Cardiac IEDs yield no survival benefit among users after heart transplant

01 Sep 2021 byTristan Manalac
Cardiac IEDs yield no survival benefit among users after heart transplant

In patients with continuous-flow left ventricular assist devices (CF-LVAD), the use of cardiac implantable electronic devices (CIED) does not seem to impact survival outcomes, according to a new study. On the other hand, cardiac resynchronization therapy with defibrillator (CRT-D) seems to increase the risk of late right ventricular heart failure (RVF).

“Using a large, multicentre international registry we have demonstrated several key findings to advance our understanding of CIED therapy in patients with a CF-LVAD,” the researchers said. “Taken together, these results suggest lack of mortality benefit with CIED and potential increased morbidity in those with CRT and CF-LVAD.”

A total of 524 patients (mean age 52±12 years, 84.4 percent men) in line for heart transplants while being supported by CF-LVADs were enrolled in the study. Majority of the patients (n=388; 74.0 percent) already had CIEDs prior to LVAD implantation, most of which were implantable cardiac defibrillators (ICD; n=239) and CRT-D (n=111). The primary endpoints were survival to transplant and late RVF.

The researchers recorded 113 deaths before heart transplant. Stratifying by CIEDs revealed mortality rates of 24.3 percent, 10.7 percent, and 20.7 percent in patients who had ICDs, CRT-pacemaker (P), and CRT-Ds, respectively. In those who had no CIED and relied on CF-LVADs alone, the pretransplant mortality was 19.9 percent. [Int J Cardiol 2021;doi:10.1016/j.ijcard.2021.08.033]

Over a median follow-up of 354 days, 312 heart transplants occurred: 93 in those without CIEDs and 130, 19, and 70 in patients with ICD, CRT-P, and CRT-D, respectively. Kaplan-Meier analysis showed no significant differences in mortality rates across the groups (log-rank p=0.83). Cox regression analysis further confirmed that neither CIED presence nor type had a significant impact on survival.

Late RVF developed in 72 patients after a median of 189 days: in 11 percent of those with no CIED and in 12.1 percent, 3.6 percent, and 23.4 percent of participants with ICD, CRT-P, and CRT-D, respectively. Kaplan-Meier analysis detected significant differences in the rate of late RVF, particularly between CRT-D and the no-device groups (log-rank p=0.02).

In subsequent logistic regression analysis, after adjustments for covariates, CRT-D almost tripled the risk of late RVF relative to no CIED (hazard ratio, 2.85, 95 percent confidence interval, 1.42–5.72; p=0.003).

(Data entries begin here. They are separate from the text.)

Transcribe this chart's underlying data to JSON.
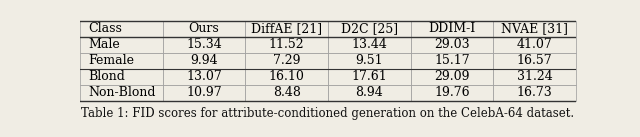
{
  "columns": [
    "Class",
    "Ours",
    "DiffAE [21]",
    "D2C [25]",
    "DDIM-I",
    "NVAE [31]"
  ],
  "rows": [
    [
      "Male",
      "15.34",
      "11.52",
      "13.44",
      "29.03",
      "41.07"
    ],
    [
      "Female",
      "9.94",
      "7.29",
      "9.51",
      "15.17",
      "16.57"
    ],
    [
      "Blond",
      "13.07",
      "16.10",
      "17.61",
      "29.09",
      "31.24"
    ],
    [
      "Non-Blond",
      "10.97",
      "8.48",
      "8.94",
      "19.76",
      "16.73"
    ]
  ],
  "caption": "Table 1: FID scores for attribute-conditioned generation on the CelebA-64 dataset.",
  "background_color": "#f0ede4",
  "font_size": 9.0,
  "caption_font_size": 8.5
}
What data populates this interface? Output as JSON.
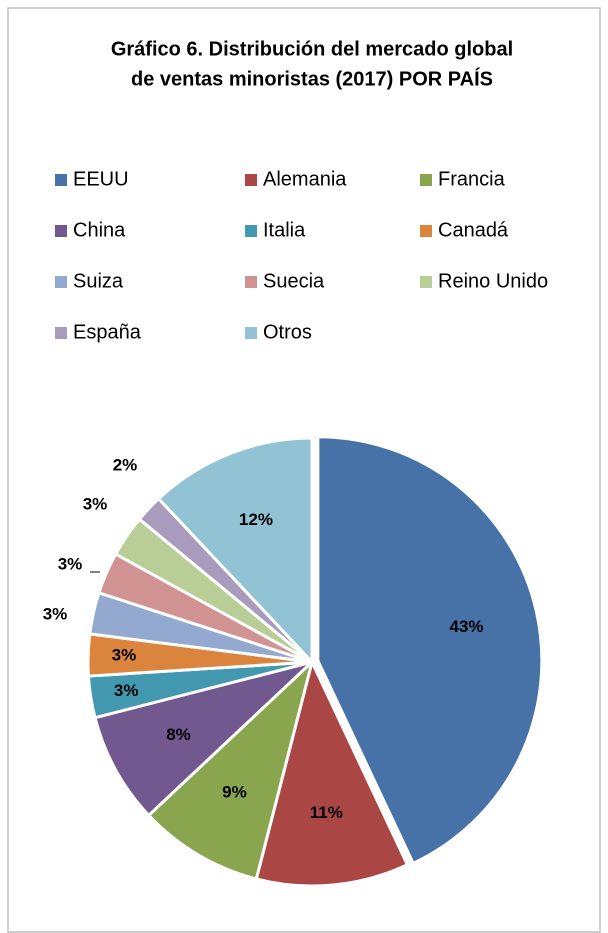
{
  "chart_data": {
    "type": "pie",
    "title": [
      "Gráfico 6. Distribución del mercado global",
      "de ventas minoristas (2017) POR PAÍS"
    ],
    "categories": [
      "EEUU",
      "Alemania",
      "Francia",
      "China",
      "Italia",
      "Canadá",
      "Suiza",
      "Suecia",
      "Reino Unido",
      "España",
      "Otros"
    ],
    "values": [
      43,
      11,
      9,
      8,
      3,
      3,
      3,
      3,
      3,
      2,
      12
    ],
    "value_labels": [
      "43%",
      "11%",
      "9%",
      "8%",
      "3%",
      "3%",
      "3%",
      "3%",
      "3%",
      "2%",
      "12%"
    ],
    "colors": [
      "#4672a8",
      "#aa4644",
      "#89a54e",
      "#71588f",
      "#4198af",
      "#db843d",
      "#93a9cf",
      "#d19392",
      "#b9cd96",
      "#a99bbd",
      "#92c3d4"
    ],
    "legend": "top"
  }
}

No such effect was reported for ICD and CRT-P compared with no device.

“The novel finding from the present study was the association with late RVF in those with CRT-D,” the researchers said. “Although our study is not equipped to identify underlying mechanisms of late RVF, we hypothesize that the improved ventricular synchrony with biventricular pacing could paradoxically lead to increased suction events, dynamic obstruction, ventricular arrhythmias, and RVF.”

“A prospective randomized study is needed to determine the role of continued ICD therapy on outcomes and if deactivating the LV lead in patients with pre-existing CRT will mitigate the risk of late RVF in patients with an LVAD,” they added.